At 6:50 a.m., a few weeks ago, Laurel Adams posted on Facebook: “She may be cute, but I’m done. Anyone want a puppy? I cannot handle taking care of the house, kids, cooking, working full-time, marathon training and being up at 5 a.m., dealing with this dog and my six-year-old, feeling exhausted.”

It was buyer’s remorse, or, more specifically, Adams had a case of puppy remorse. “Our son has anxiety issues and ADHD and we work with a therapist,” Adams explains. “She suggested a dog would be great for his anxiety. Also, we knew we would not have a nanny much longer, so we thought it would be good to give our kids a companion.”

Adams admits she didn’t do much research on what breed of dog might best suit her hectic lifestyle. “I’m a bleeding heart, so we worked with a rescue [organization], who found us a puppy that was retriever-collie-spaniel.” At the time, Adams had a nanny. She also had two cats.

“When I introduced the cats to the dog, one cat lost her mind and attacked the dog and me. It was a Monday morning. I had a dog covered in poo and a terrified cat. I was covered in dog poo and blood from the cat scratching. I had 20 minutes to shower, bathe the dog and make it to an important meeting.” It was in the meeting when she realized she had made a hard-to-undo mistake.

Maggie Helen, a dog trainer in Toronto, says she sees owner’s remorse more and more. “People buy on impulse, or see a rescue and feel badly,” says Helen. “They want the dog, but don’t want to put in the time or work.” She has some compassion for them. “Everyone who calls me to try and find their dog a home isn’t flippant. They feel guilty. I say, ‘I get it. You can’t handle it. Let me help you find a good home, so you’ll feel okay with your decision.’ ”

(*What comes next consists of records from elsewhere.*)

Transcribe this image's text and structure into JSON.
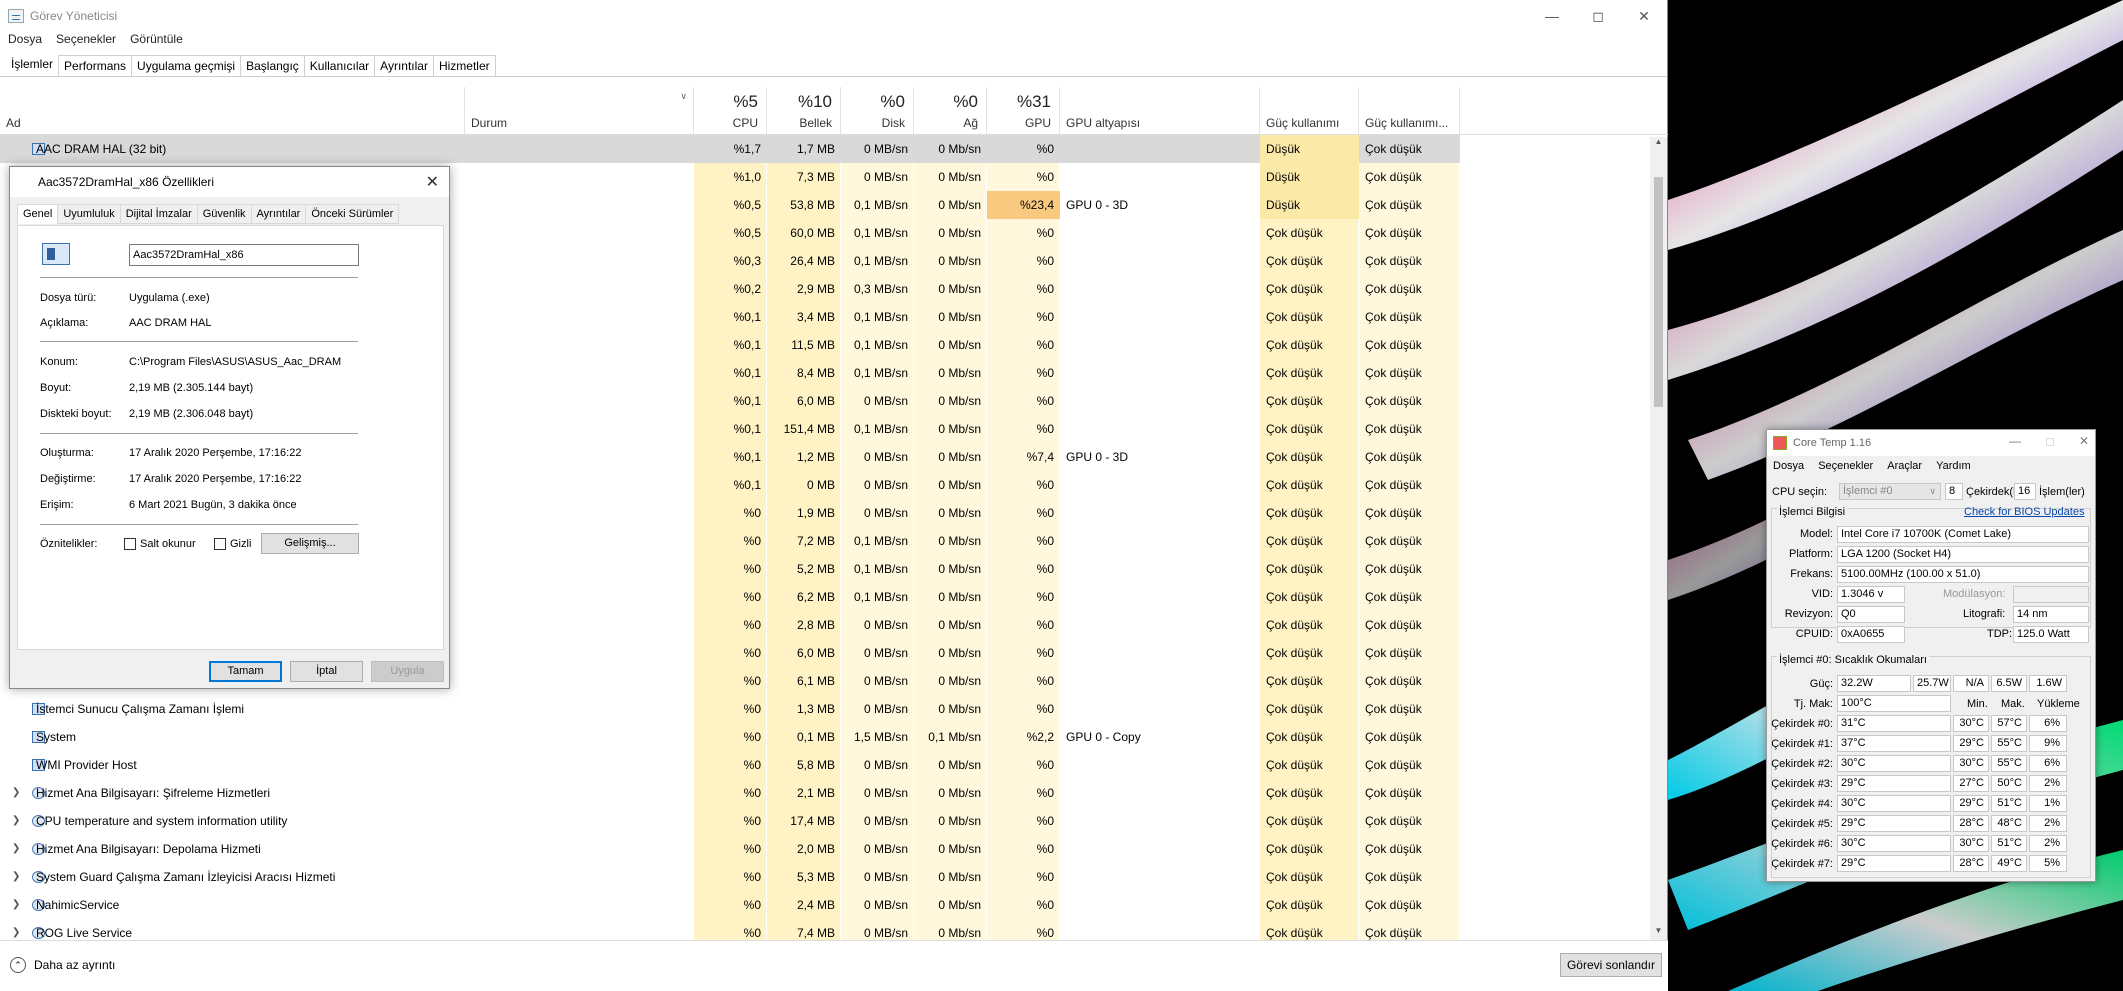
{
  "window": {
    "title": "Görev Yöneticisi",
    "menu": [
      "Dosya",
      "Seçenekler",
      "Görüntüle"
    ],
    "tabs": [
      "İşlemler",
      "Performans",
      "Uygulama geçmişi",
      "Başlangıç",
      "Kullanıcılar",
      "Ayrıntılar",
      "Hizmetler"
    ],
    "active_tab": "İşlemler"
  },
  "columns": {
    "name": "Ad",
    "status": "Durum",
    "cpu": {
      "pct": "%5",
      "label": "CPU"
    },
    "mem": {
      "pct": "%10",
      "label": "Bellek"
    },
    "disk": {
      "pct": "%0",
      "label": "Disk"
    },
    "net": {
      "pct": "%0",
      "label": "Ağ"
    },
    "gpu": {
      "pct": "%31",
      "label": "GPU"
    },
    "gpu_engine": "GPU altyapısı",
    "power": "Güç kullanımı",
    "power_trend": "Güç kullanımı..."
  },
  "rows": [
    {
      "name": "AAC DRAM HAL (32 bit)",
      "cpu": "%1,7",
      "mem": "1,7 MB",
      "disk": "0 MB/sn",
      "net": "0 Mb/sn",
      "gpu": "%0",
      "engine": "",
      "power": "Düşük",
      "trend": "Çok düşük",
      "selected": true
    },
    {
      "name": "",
      "cpu": "%1,0",
      "mem": "7,3 MB",
      "disk": "0 MB/sn",
      "net": "0 Mb/sn",
      "gpu": "%0",
      "engine": "",
      "power": "Düşük",
      "trend": "Çok düşük"
    },
    {
      "name": "",
      "cpu": "%0,5",
      "mem": "53,8 MB",
      "disk": "0,1 MB/sn",
      "net": "0 Mb/sn",
      "gpu": "%23,4",
      "engine": "GPU 0 - 3D",
      "power": "Düşük",
      "trend": "Çok düşük",
      "gpu_hl": true
    },
    {
      "name": "",
      "cpu": "%0,5",
      "mem": "60,0 MB",
      "disk": "0,1 MB/sn",
      "net": "0 Mb/sn",
      "gpu": "%0",
      "engine": "",
      "power": "Çok düşük",
      "trend": "Çok düşük"
    },
    {
      "name": "",
      "cpu": "%0,3",
      "mem": "26,4 MB",
      "disk": "0,1 MB/sn",
      "net": "0 Mb/sn",
      "gpu": "%0",
      "engine": "",
      "power": "Çok düşük",
      "trend": "Çok düşük"
    },
    {
      "name": "",
      "cpu": "%0,2",
      "mem": "2,9 MB",
      "disk": "0,3 MB/sn",
      "net": "0 Mb/sn",
      "gpu": "%0",
      "engine": "",
      "power": "Çok düşük",
      "trend": "Çok düşük"
    },
    {
      "name": "",
      "cpu": "%0,1",
      "mem": "3,4 MB",
      "disk": "0,1 MB/sn",
      "net": "0 Mb/sn",
      "gpu": "%0",
      "engine": "",
      "power": "Çok düşük",
      "trend": "Çok düşük"
    },
    {
      "name": "",
      "cpu": "%0,1",
      "mem": "11,5 MB",
      "disk": "0,1 MB/sn",
      "net": "0 Mb/sn",
      "gpu": "%0",
      "engine": "",
      "power": "Çok düşük",
      "trend": "Çok düşük"
    },
    {
      "name": "",
      "cpu": "%0,1",
      "mem": "8,4 MB",
      "disk": "0,1 MB/sn",
      "net": "0 Mb/sn",
      "gpu": "%0",
      "engine": "",
      "power": "Çok düşük",
      "trend": "Çok düşük"
    },
    {
      "name": "",
      "cpu": "%0,1",
      "mem": "6,0 MB",
      "disk": "0 MB/sn",
      "net": "0 Mb/sn",
      "gpu": "%0",
      "engine": "",
      "power": "Çok düşük",
      "trend": "Çok düşük"
    },
    {
      "name": "",
      "cpu": "%0,1",
      "mem": "151,4 MB",
      "disk": "0,1 MB/sn",
      "net": "0 Mb/sn",
      "gpu": "%0",
      "engine": "",
      "power": "Çok düşük",
      "trend": "Çok düşük"
    },
    {
      "name": "",
      "cpu": "%0,1",
      "mem": "1,2 MB",
      "disk": "0 MB/sn",
      "net": "0 Mb/sn",
      "gpu": "%7,4",
      "engine": "GPU 0 - 3D",
      "power": "Çok düşük",
      "trend": "Çok düşük"
    },
    {
      "name": "",
      "cpu": "%0,1",
      "mem": "0 MB",
      "disk": "0 MB/sn",
      "net": "0 Mb/sn",
      "gpu": "%0",
      "engine": "",
      "power": "Çok düşük",
      "trend": "Çok düşük"
    },
    {
      "name": "",
      "cpu": "%0",
      "mem": "1,9 MB",
      "disk": "0 MB/sn",
      "net": "0 Mb/sn",
      "gpu": "%0",
      "engine": "",
      "power": "Çok düşük",
      "trend": "Çok düşük"
    },
    {
      "name": "",
      "cpu": "%0",
      "mem": "7,2 MB",
      "disk": "0,1 MB/sn",
      "net": "0 Mb/sn",
      "gpu": "%0",
      "engine": "",
      "power": "Çok düşük",
      "trend": "Çok düşük"
    },
    {
      "name": "",
      "cpu": "%0",
      "mem": "5,2 MB",
      "disk": "0,1 MB/sn",
      "net": "0 Mb/sn",
      "gpu": "%0",
      "engine": "",
      "power": "Çok düşük",
      "trend": "Çok düşük"
    },
    {
      "name": "",
      "cpu": "%0",
      "mem": "6,2 MB",
      "disk": "0,1 MB/sn",
      "net": "0 Mb/sn",
      "gpu": "%0",
      "engine": "",
      "power": "Çok düşük",
      "trend": "Çok düşük"
    },
    {
      "name": "",
      "cpu": "%0",
      "mem": "2,8 MB",
      "disk": "0 MB/sn",
      "net": "0 Mb/sn",
      "gpu": "%0",
      "engine": "",
      "power": "Çok düşük",
      "trend": "Çok düşük"
    },
    {
      "name": "",
      "cpu": "%0",
      "mem": "6,0 MB",
      "disk": "0 MB/sn",
      "net": "0 Mb/sn",
      "gpu": "%0",
      "engine": "",
      "power": "Çok düşük",
      "trend": "Çok düşük"
    },
    {
      "name": "",
      "cpu": "%0",
      "mem": "6,1 MB",
      "disk": "0 MB/sn",
      "net": "0 Mb/sn",
      "gpu": "%0",
      "engine": "",
      "power": "Çok düşük",
      "trend": "Çok düşük"
    },
    {
      "name": "İstemci Sunucu Çalışma Zamanı İşlemi",
      "cpu": "%0",
      "mem": "1,3 MB",
      "disk": "0 MB/sn",
      "net": "0 Mb/sn",
      "gpu": "%0",
      "engine": "",
      "power": "Çok düşük",
      "trend": "Çok düşük"
    },
    {
      "name": "System",
      "cpu": "%0",
      "mem": "0,1 MB",
      "disk": "1,5 MB/sn",
      "net": "0,1 Mb/sn",
      "gpu": "%2,2",
      "engine": "GPU 0 - Copy",
      "power": "Çok düşük",
      "trend": "Çok düşük"
    },
    {
      "name": "WMI Provider Host",
      "cpu": "%0",
      "mem": "5,8 MB",
      "disk": "0 MB/sn",
      "net": "0 Mb/sn",
      "gpu": "%0",
      "engine": "",
      "power": "Çok düşük",
      "trend": "Çok düşük"
    },
    {
      "name": "Hizmet Ana Bilgisayarı: Şifreleme Hizmetleri",
      "cpu": "%0",
      "mem": "2,1 MB",
      "disk": "0 MB/sn",
      "net": "0 Mb/sn",
      "gpu": "%0",
      "engine": "",
      "power": "Çok düşük",
      "trend": "Çok düşük",
      "expand": true
    },
    {
      "name": "CPU temperature and system information utility",
      "cpu": "%0",
      "mem": "17,4 MB",
      "disk": "0 MB/sn",
      "net": "0 Mb/sn",
      "gpu": "%0",
      "engine": "",
      "power": "Çok düşük",
      "trend": "Çok düşük",
      "expand": true
    },
    {
      "name": "Hizmet Ana Bilgisayarı: Depolama Hizmeti",
      "cpu": "%0",
      "mem": "2,0 MB",
      "disk": "0 MB/sn",
      "net": "0 Mb/sn",
      "gpu": "%0",
      "engine": "",
      "power": "Çok düşük",
      "trend": "Çok düşük",
      "expand": true
    },
    {
      "name": "System Guard Çalışma Zamanı İzleyicisi Aracısı Hizmeti",
      "cpu": "%0",
      "mem": "5,3 MB",
      "disk": "0 MB/sn",
      "net": "0 Mb/sn",
      "gpu": "%0",
      "engine": "",
      "power": "Çok düşük",
      "trend": "Çok düşük",
      "expand": true
    },
    {
      "name": "NahimicService",
      "cpu": "%0",
      "mem": "2,4 MB",
      "disk": "0 MB/sn",
      "net": "0 Mb/sn",
      "gpu": "%0",
      "engine": "",
      "power": "Çok düşük",
      "trend": "Çok düşük",
      "expand": true
    },
    {
      "name": "ROG Live Service",
      "cpu": "%0",
      "mem": "7,4 MB",
      "disk": "0 MB/sn",
      "net": "0 Mb/sn",
      "gpu": "%0",
      "engine": "",
      "power": "Çok düşük",
      "trend": "Çok düşük",
      "expand": true
    }
  ],
  "footer": {
    "fewer_details": "Daha az ayrıntı",
    "end_task": "Görevi sonlandır"
  },
  "props": {
    "title": "Aac3572DramHal_x86 Özellikleri",
    "tabs": [
      "Genel",
      "Uyumluluk",
      "Dijital İmzalar",
      "Güvenlik",
      "Ayrıntılar",
      "Önceki Sürümler"
    ],
    "name_value": "Aac3572DramHal_x86",
    "file_type_label": "Dosya türü:",
    "file_type": "Uygulama (.exe)",
    "desc_label": "Açıklama:",
    "desc": "AAC DRAM HAL",
    "location_label": "Konum:",
    "location": "C:\\Program Files\\ASUS\\ASUS_Aac_DRAM",
    "size_label": "Boyut:",
    "size": "2,19 MB (2.305.144 bayt)",
    "disk_size_label": "Diskteki boyut:",
    "disk_size": "2,19 MB (2.306.048 bayt)",
    "created_label": "Oluşturma:",
    "created": "17 Aralık 2020 Perşembe, 17:16:22",
    "modified_label": "Değiştirme:",
    "modified": "17 Aralık 2020 Perşembe, 17:16:22",
    "accessed_label": "Erişim:",
    "accessed": "6 Mart 2021 Bugün, 3 dakika önce",
    "attrs_label": "Öznitelikler:",
    "readonly": "Salt okunur",
    "hidden": "Gizli",
    "advanced": "Gelişmiş...",
    "ok": "Tamam",
    "cancel": "İptal",
    "apply": "Uygula"
  },
  "coretemp": {
    "title": "Core Temp 1.16",
    "menu": [
      "Dosya",
      "Seçenekler",
      "Araçlar",
      "Yardım"
    ],
    "cpu_select_label": "CPU seçin:",
    "cpu_select": "İşlemci #0",
    "cores_val": "8",
    "cores_label": "Çekirdek(le",
    "threads_val": "16",
    "threads_label": "İşlem(ler)",
    "proc_info": "İşlemci Bilgisi",
    "bios_link": "Check for BIOS Updates",
    "model_label": "Model:",
    "model": "Intel Core i7 10700K (Comet Lake)",
    "platform_label": "Platform:",
    "platform": "LGA 1200 (Socket H4)",
    "freq_label": "Frekans:",
    "freq": "5100.00MHz (100.00 x 51.0)",
    "vid_label": "VID:",
    "vid": "1.3046 v",
    "mod_label": "Modülasyon:",
    "rev_label": "Revizyon:",
    "rev": "Q0",
    "litho_label": "Litografi:",
    "litho": "14 nm",
    "cpuid_label": "CPUID:",
    "cpuid": "0xA0655",
    "tdp_label": "TDP:",
    "tdp": "125.0 Watt",
    "temps_title": "İşlemci #0: Sıcaklık Okumaları",
    "power_label": "Güç:",
    "power": [
      "32.2W",
      "25.7W",
      "N/A",
      "6.5W",
      "1.6W"
    ],
    "tjmax_label": "Tj. Mak:",
    "tjmax": "100°C",
    "min_h": "Min.",
    "max_h": "Mak.",
    "load_h": "Yükleme",
    "cores": [
      {
        "label": "Çekirdek #0:",
        "t": "31°C",
        "min": "30°C",
        "max": "57°C",
        "load": "6%"
      },
      {
        "label": "Çekirdek #1:",
        "t": "37°C",
        "min": "29°C",
        "max": "55°C",
        "load": "9%"
      },
      {
        "label": "Çekirdek #2:",
        "t": "30°C",
        "min": "30°C",
        "max": "55°C",
        "load": "6%"
      },
      {
        "label": "Çekirdek #3:",
        "t": "29°C",
        "min": "27°C",
        "max": "50°C",
        "load": "2%"
      },
      {
        "label": "Çekirdek #4:",
        "t": "30°C",
        "min": "29°C",
        "max": "51°C",
        "load": "1%"
      },
      {
        "label": "Çekirdek #5:",
        "t": "29°C",
        "min": "28°C",
        "max": "48°C",
        "load": "2%"
      },
      {
        "label": "Çekirdek #6:",
        "t": "30°C",
        "min": "30°C",
        "max": "51°C",
        "load": "2%"
      },
      {
        "label": "Çekirdek #7:",
        "t": "29°C",
        "min": "28°C",
        "max": "49°C",
        "load": "5%"
      }
    ]
  }
}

Jenny Wisenberg, trainer and owner of the Bark Zone, has a different attitude about such owners. “It can be a 15-year commitment, and people aren’t doing their due diligence,” she says. “But you should feel guilt. So, next time, if there is a next time, you’ll make a better decision.” Wisenberg knew immediately, after a client cancelled her second training session, that she was done with her new puppy. “I could tell by how standoffish she was during the first training session. I later learned she re-homed the dog.”

She says it happens all the time, for various reasons. “One of my clients was a single parent. She bought a dog for her child, which is the worst reason to buy a dog. The child cared about the dog for about five seconds. I was like, ‘Did you really expect your five-year-old to take care of the dog?’ ”

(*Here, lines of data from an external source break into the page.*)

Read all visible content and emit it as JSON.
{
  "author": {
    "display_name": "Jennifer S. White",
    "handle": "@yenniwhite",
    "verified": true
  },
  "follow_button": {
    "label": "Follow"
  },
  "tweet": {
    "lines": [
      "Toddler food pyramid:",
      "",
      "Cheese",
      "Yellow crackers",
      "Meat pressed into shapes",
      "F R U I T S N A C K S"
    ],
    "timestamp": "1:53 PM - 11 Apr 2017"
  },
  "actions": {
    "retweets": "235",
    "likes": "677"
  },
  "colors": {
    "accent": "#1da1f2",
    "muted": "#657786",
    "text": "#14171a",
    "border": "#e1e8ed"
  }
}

Once a week, Caryn Liles, from Whatta Pup! Dog Training, holds orientations for new owners. “Everyone looks really, really tired. And they’ll say, ‘I don’t think my dog is normal.’ ‘Why?’ I ask, ‘because it barks and sheds?’ Dogs barking at strangers on your property; it’s like stating the sky is blue. ‘Guess what?’ I say. ‘That’s what dogs do.’ ”

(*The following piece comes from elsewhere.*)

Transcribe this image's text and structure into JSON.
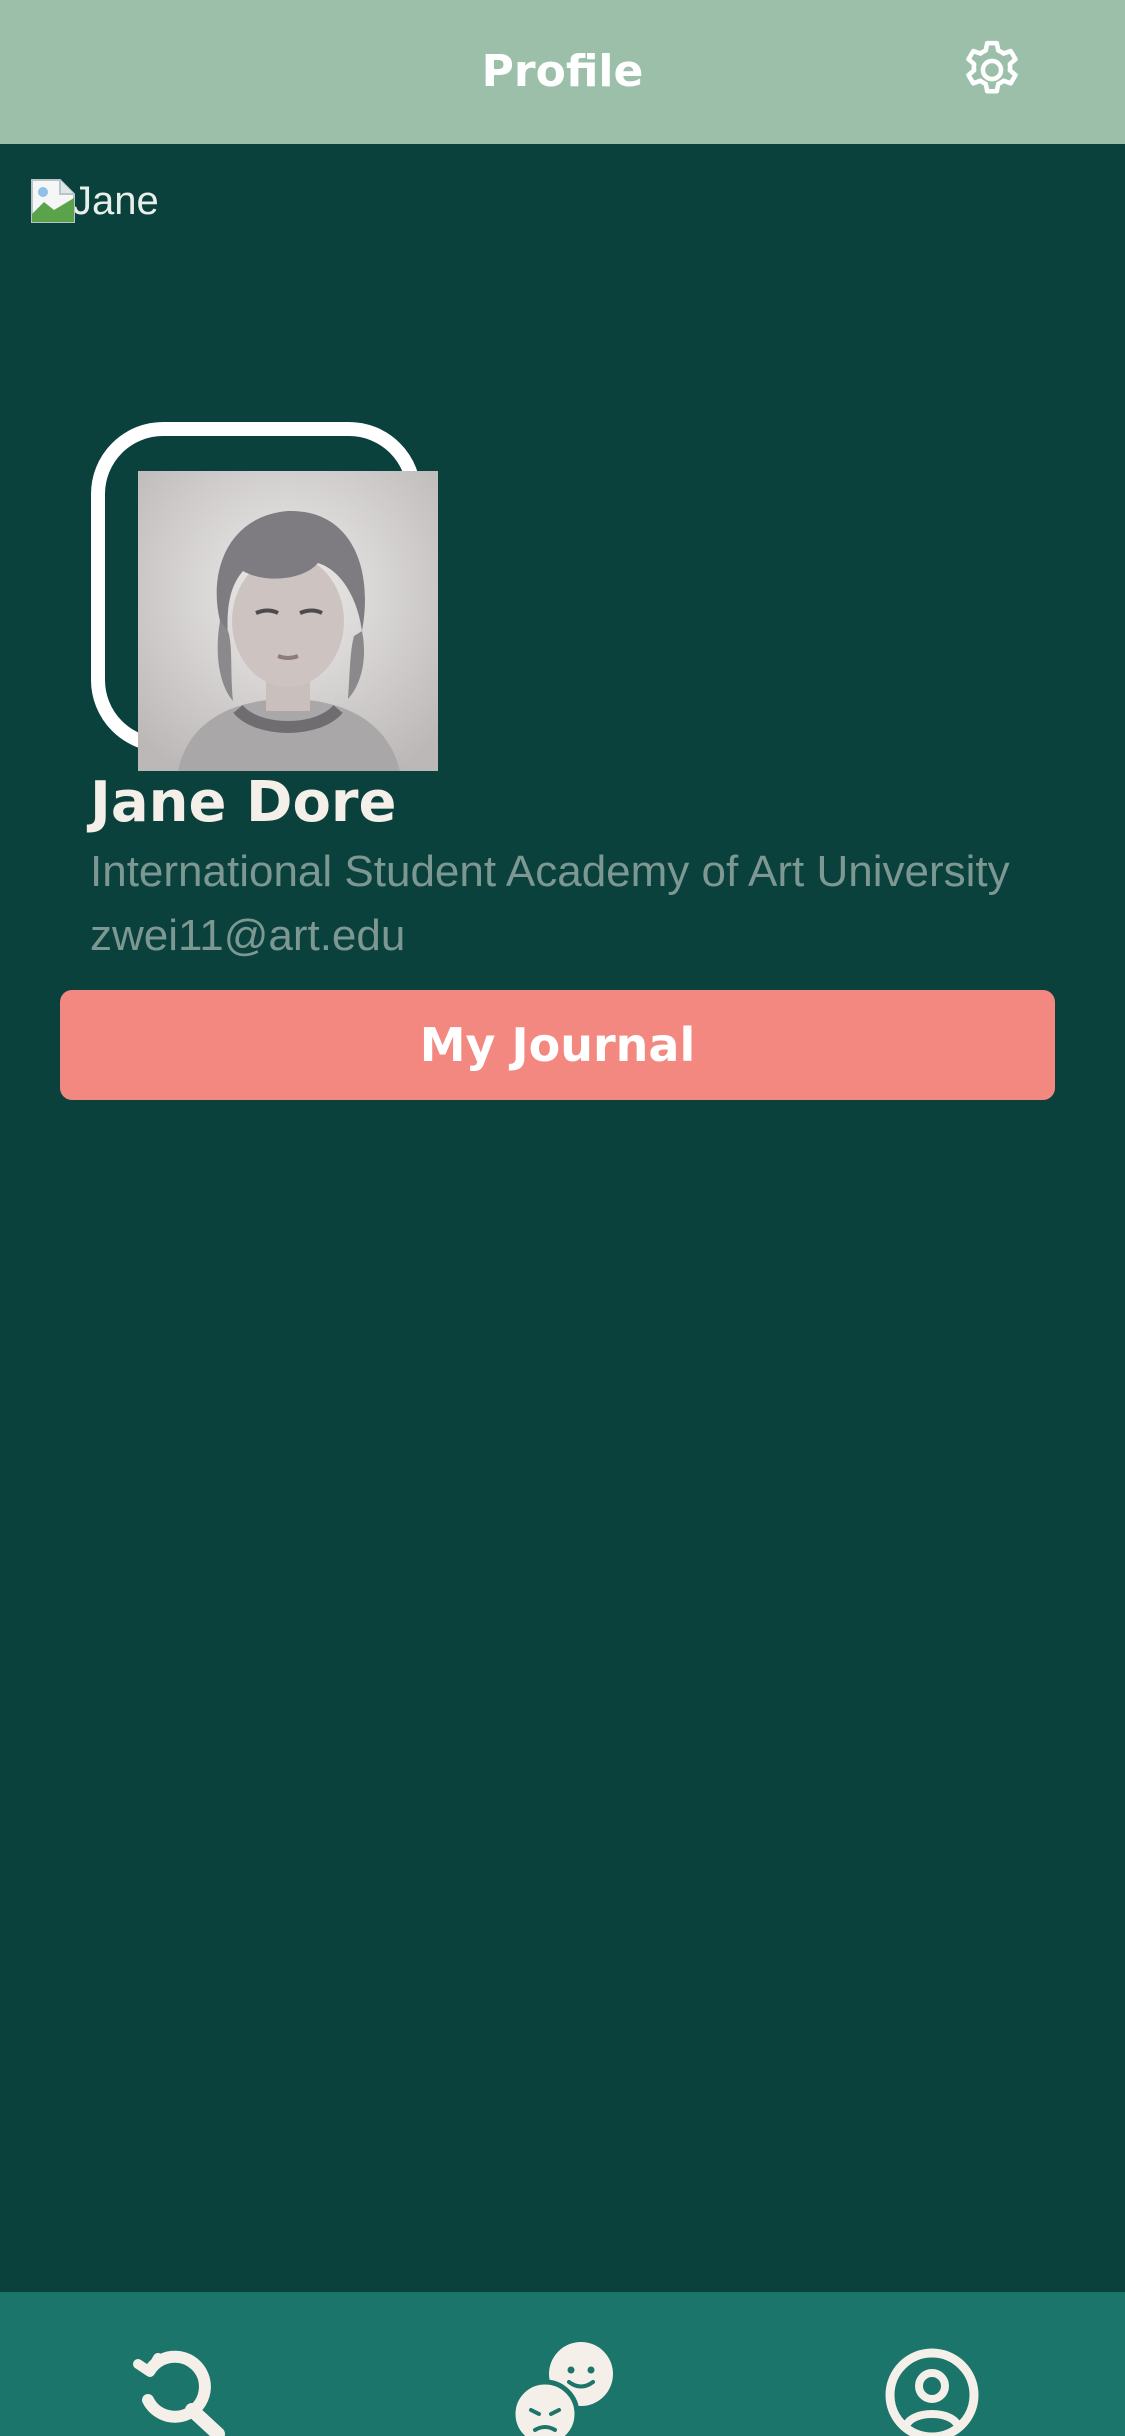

She sometimes feels more like a therapist than a trainer. “I let them know it’s normal to feel this way.” She offers reassurance: “Why don’t you try to stick it out and let’s get through this together?”

Tiffany Hayes, of Fairy Dog Mother Adventures, also believes re-homing a dog should be a last resort. “We get a lot of calls from people who have gotten rescues and they’ve been told their dog’s ‘story.’ People get stuck on that, and say, ‘Oh, it’s because he was abandoned that he acts that way.’ If you adopt a child, you wouldn’t say, ‘My child isn’t behaving, because [he or she has] been adopted.’ We give children the chance to fit into their surroundings.”

Adams finally decided to keep her dog. Her Facebook posting helped. “There were a couple of mean comments, but I was blown away by a friend offering to take my dog for an afternoon, to someone offering to train her for free,” she says. (She did send her dog to a week-long boot camp.) She also learned some valuable lessons, and suggests you: avoid a puppy if you’re already overwhelmed, budget for trainers, and give yourself time to think it through. Still, says Adams, “I wouldn’t have taken any of that advice. I just really wanted a dog.”